Pieter niet blij met manier waarop hij wordt aangesproken door jongere: ‘Respectloos’

Pieter niet blij met manier waarop hij wordt aangesproken door jongere: ‘Respectloos’

De 70 jarige Pieter kan zijn bezoekje aan de supermarkt van onlangs maar niet loslaten. De aanspreekvorm die een jongere…

11 december 2024 Uit Door Lekker Dan

De 70 jarige Pieter kan zijn bezoekje aan de supermarkt van onlangs maar niet loslaten. De aanspreekvorm die een jongere medewerker gebruikte zit hem nog steeds dwars.

Wanneer hij met zijn boodschapjes bij de kassa arriveert wordt hij aangesproken door een jongere medewerker. “Kan jij even je bonuskaart scannen?” vroeg de jongen achter de kassa.

Pieter was stomverbaasd en dacht bij zichzelf: “Jij?” Een mix van irritatie en teleurstelling overviel hem. “Waar is het respect gebleven?” vroeg hij zich af.

Pieter is grootgebracht in een tijd waarin beleefdheid een groot goed was. Zo was het heel normaal dat jongeren u zeiden tegen ouderen.

“Je moest wel héél close zijn met iemand om zomaar ‘jij’ te zeggen,” vertelt hij. Echter bestaat die goede tijd niet meer volgens hem.

“Het lijkt wel alsof de jeugd tegenwoordig helemaal niet meer weet wat beleefdheid betekent. Ze denken zeker dat iedereen hun vriend is.”

Het gebeuren in de supermarkt blijft in zijn hoofd hangen, dit omdat hij het helaas steeds vaker meemaakt.

“In winkels, bij de dokter, zelfs op straat. Jongeren hebben gewoon geen idee meer hoe ze met ouderen moeten omgaan.”

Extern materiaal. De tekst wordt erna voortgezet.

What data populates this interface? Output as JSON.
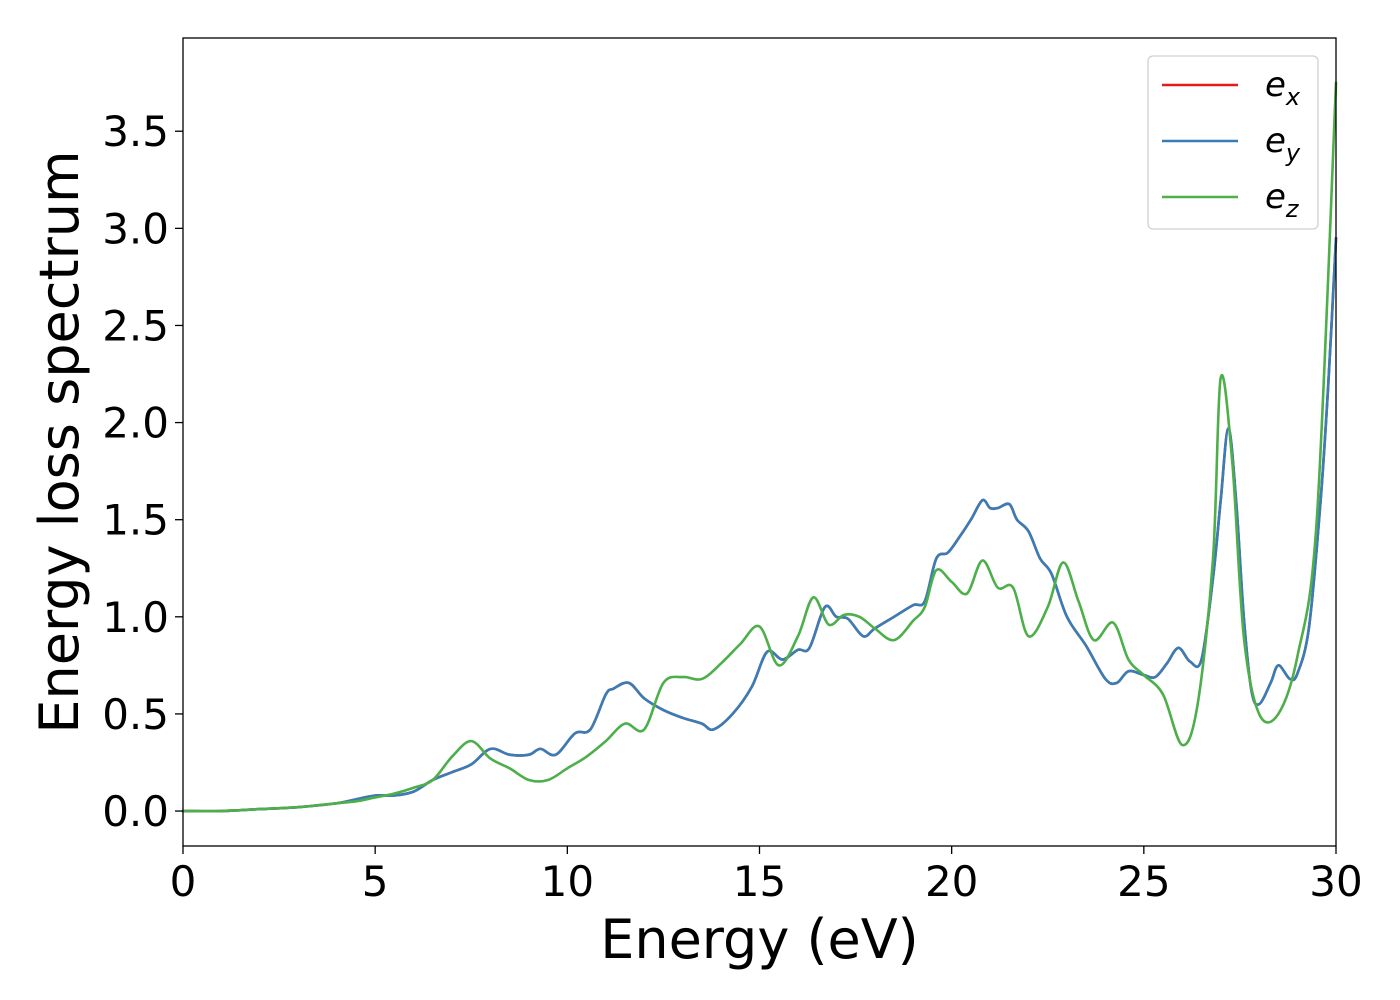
{
  "chart_data": {
    "type": "line",
    "title": "",
    "xlabel": "Energy (eV)",
    "ylabel": "Energy loss spectrum",
    "xlim": [
      0,
      30
    ],
    "ylim": [
      -0.18,
      3.98
    ],
    "xticks": [
      0,
      5,
      10,
      15,
      20,
      25,
      30
    ],
    "xtick_labels": [
      "0",
      "5",
      "10",
      "15",
      "20",
      "25",
      "30"
    ],
    "yticks": [
      0.0,
      0.5,
      1.0,
      1.5,
      2.0,
      2.5,
      3.0,
      3.5
    ],
    "ytick_labels": [
      "0.0",
      "0.5",
      "1.0",
      "1.5",
      "2.0",
      "2.5",
      "3.0",
      "3.5"
    ],
    "grid": false,
    "legend_position": "top-right",
    "series": [
      {
        "name": "e",
        "sub": "x",
        "color": "#e41a1c",
        "x": [
          0,
          1,
          2,
          3,
          4,
          4.5,
          5,
          5.5,
          6,
          6.5,
          7,
          7.5,
          8,
          8.5,
          9,
          9.3,
          9.7,
          10.2,
          10.6,
          11,
          11.2,
          11.6,
          12,
          12.5,
          13,
          13.5,
          13.8,
          14.3,
          14.8,
          15.2,
          15.6,
          16,
          16.3,
          16.7,
          17,
          17.3,
          17.7,
          18,
          18.5,
          19,
          19.3,
          19.6,
          19.9,
          20.2,
          20.5,
          20.8,
          21,
          21.2,
          21.5,
          21.7,
          22,
          22.3,
          22.6,
          23,
          23.5,
          24,
          24.3,
          24.6,
          25,
          25.3,
          25.6,
          25.9,
          26.2,
          26.5,
          26.8,
          27,
          27.2,
          27.4,
          27.6,
          27.8,
          28,
          28.3,
          28.5,
          28.8,
          29,
          29.3,
          29.6,
          29.8,
          30
        ],
        "y": [
          0.0,
          0.0,
          0.01,
          0.02,
          0.04,
          0.06,
          0.08,
          0.08,
          0.1,
          0.16,
          0.2,
          0.24,
          0.32,
          0.29,
          0.29,
          0.32,
          0.29,
          0.4,
          0.42,
          0.6,
          0.63,
          0.66,
          0.58,
          0.52,
          0.48,
          0.45,
          0.42,
          0.5,
          0.64,
          0.82,
          0.78,
          0.83,
          0.84,
          1.05,
          1.0,
          0.99,
          0.9,
          0.94,
          1.0,
          1.06,
          1.08,
          1.3,
          1.33,
          1.41,
          1.5,
          1.6,
          1.56,
          1.56,
          1.58,
          1.5,
          1.44,
          1.3,
          1.22,
          1.0,
          0.85,
          0.68,
          0.66,
          0.72,
          0.7,
          0.69,
          0.76,
          0.84,
          0.77,
          0.78,
          1.2,
          1.6,
          1.97,
          1.6,
          1.0,
          0.62,
          0.55,
          0.66,
          0.75,
          0.68,
          0.71,
          0.95,
          1.6,
          2.2,
          2.95
        ]
      },
      {
        "name": "e",
        "sub": "y",
        "color": "#377eb8",
        "x": [
          0,
          1,
          2,
          3,
          4,
          4.5,
          5,
          5.5,
          6,
          6.5,
          7,
          7.5,
          8,
          8.5,
          9,
          9.3,
          9.7,
          10.2,
          10.6,
          11,
          11.2,
          11.6,
          12,
          12.5,
          13,
          13.5,
          13.8,
          14.3,
          14.8,
          15.2,
          15.6,
          16,
          16.3,
          16.7,
          17,
          17.3,
          17.7,
          18,
          18.5,
          19,
          19.3,
          19.6,
          19.9,
          20.2,
          20.5,
          20.8,
          21,
          21.2,
          21.5,
          21.7,
          22,
          22.3,
          22.6,
          23,
          23.5,
          24,
          24.3,
          24.6,
          25,
          25.3,
          25.6,
          25.9,
          26.2,
          26.5,
          26.8,
          27,
          27.2,
          27.4,
          27.6,
          27.8,
          28,
          28.3,
          28.5,
          28.8,
          29,
          29.3,
          29.6,
          29.8,
          30
        ],
        "y": [
          0.0,
          0.0,
          0.01,
          0.02,
          0.04,
          0.06,
          0.08,
          0.08,
          0.1,
          0.16,
          0.2,
          0.24,
          0.32,
          0.29,
          0.29,
          0.32,
          0.29,
          0.4,
          0.42,
          0.6,
          0.63,
          0.66,
          0.58,
          0.52,
          0.48,
          0.45,
          0.42,
          0.5,
          0.64,
          0.82,
          0.78,
          0.83,
          0.84,
          1.05,
          1.0,
          0.99,
          0.9,
          0.94,
          1.0,
          1.06,
          1.08,
          1.3,
          1.33,
          1.41,
          1.5,
          1.6,
          1.56,
          1.56,
          1.58,
          1.5,
          1.44,
          1.3,
          1.22,
          1.0,
          0.85,
          0.68,
          0.66,
          0.72,
          0.7,
          0.69,
          0.76,
          0.84,
          0.77,
          0.78,
          1.2,
          1.6,
          1.97,
          1.6,
          1.0,
          0.62,
          0.55,
          0.66,
          0.75,
          0.68,
          0.71,
          0.95,
          1.6,
          2.2,
          2.95
        ]
      },
      {
        "name": "e",
        "sub": "z",
        "color": "#4daf4a",
        "x": [
          0,
          1,
          2,
          3,
          3.5,
          4,
          4.5,
          5,
          5.5,
          6,
          6.5,
          7,
          7.5,
          8,
          8.5,
          9,
          9.5,
          10,
          10.5,
          11,
          11.5,
          12,
          12.5,
          13,
          13.5,
          14,
          14.5,
          15,
          15.5,
          16,
          16.4,
          16.8,
          17.2,
          17.6,
          18,
          18.5,
          19,
          19.3,
          19.6,
          20,
          20.4,
          20.8,
          21.2,
          21.6,
          22,
          22.5,
          22.9,
          23.3,
          23.7,
          24.2,
          24.6,
          25,
          25.5,
          26,
          26.4,
          26.8,
          27,
          27.3,
          27.6,
          28,
          28.5,
          29,
          29.5,
          30
        ],
        "y": [
          0.0,
          0.0,
          0.01,
          0.02,
          0.03,
          0.04,
          0.05,
          0.07,
          0.09,
          0.12,
          0.16,
          0.28,
          0.36,
          0.27,
          0.22,
          0.16,
          0.16,
          0.22,
          0.28,
          0.36,
          0.45,
          0.42,
          0.66,
          0.69,
          0.68,
          0.76,
          0.86,
          0.95,
          0.75,
          0.9,
          1.1,
          0.96,
          1.01,
          1.0,
          0.94,
          0.88,
          0.98,
          1.05,
          1.24,
          1.18,
          1.12,
          1.29,
          1.15,
          1.15,
          0.9,
          1.05,
          1.28,
          1.08,
          0.88,
          0.97,
          0.78,
          0.7,
          0.6,
          0.34,
          0.55,
          1.3,
          2.23,
          1.8,
          0.9,
          0.5,
          0.5,
          0.8,
          1.5,
          3.75
        ]
      }
    ]
  }
}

Hij snapt dat het heden niet te vergelijken is met het verleden en dat tijden veranderen, echter blijft hij het lastig vinden. “Ik vraag toch niet veel? Een beetje respect, dat is toch normaal?”

Niet alleen voor zichzelf vindt hij het lastig maar ook voor de jeugd van tegenwoordig. “Ze realiseren zich niet dat ze zichzelf ermee tekortdoen.”

”Als je respect toont, krijg je dat meestal ook terug. Maar als je zomaar iedereen met ‘jij’ aanspreekt, dan kun je negatieve reacties verwachten.”

“Ik weet nog dat ik vroeger een keer een oudere man per ongeluk met ‘jij’ aansprak. Hij keek me aan alsof ik een misdaad had begaan. Dat vergeet je niet snel.”

Toch wil Pieter niet zwart wit denken en het als een generatieconflict zien. “Misschien is het niet eens hun schuld,” overweegt hij.

“Misschien leren ze het gewoon niet meer. Op scholen wordt er anders gesproken, en thuis gaat het vaak ook losser aan toe. Maar ja, dat maakt het voor mensen zoals ik niet makkelijker.”

Pieter besloot de jongen in de supermarkt enkele bezoeken later toch eens aan te spreken. “Ik heb die jongen vriendelijk gevraagd waarom hij me met ‘jij’ aansprak,” vertelt hij.

“Hij keek me aan alsof ik een alien was. ‘Dat zeg ik toch tegen iedereen,’ antwoordde hij.” Pieter zucht. “Ik weet dat hij het niet verkeerd bedoelde, maar het voelde toch respectloos.”

Hij wil benadrukken dat hij niet boos is op jongeren. “Ik snap dat ze opgroeien in een andere tijd, en dat ze andere normen hebben meegekregen.”

”Maar ik hoop dat er toch weer meer aandacht komt voor beleefdheid. Niet alleen voor ouderen, maar voor iedereen. Het zou de wereld toch een stuk vriendelijker maken.”

Pieter besluit positief te blijven. “Misschien moeten wij ouderen ook wat meer geduld hebben. In plaats van meteen boos te worden, kunnen we uitleggen waarom het voor ons belangrijk is om met ‘u’ aangesproken te worden.

”Wie weet leren ze er iets van.” Verwachtingen bij stellen vindt hij echter wel lastig. “Soms wil je gewoon dat dingen blijven zoals ze waren.”

“Ik hoop dat we weer meer naar elkaar gaan luisteren en elkaars normen en waarden respecteren. Dat is wat echt telt, niet hoe oud je bent of hoe je iemand aanspreekt.”

”Maar een beetje beleefdheid kan geen kwaad.” Knipogend voegt hij eraan toe: “En zeg maar gewoon ‘u’ tegen mij, dat voelt toch net even beter.”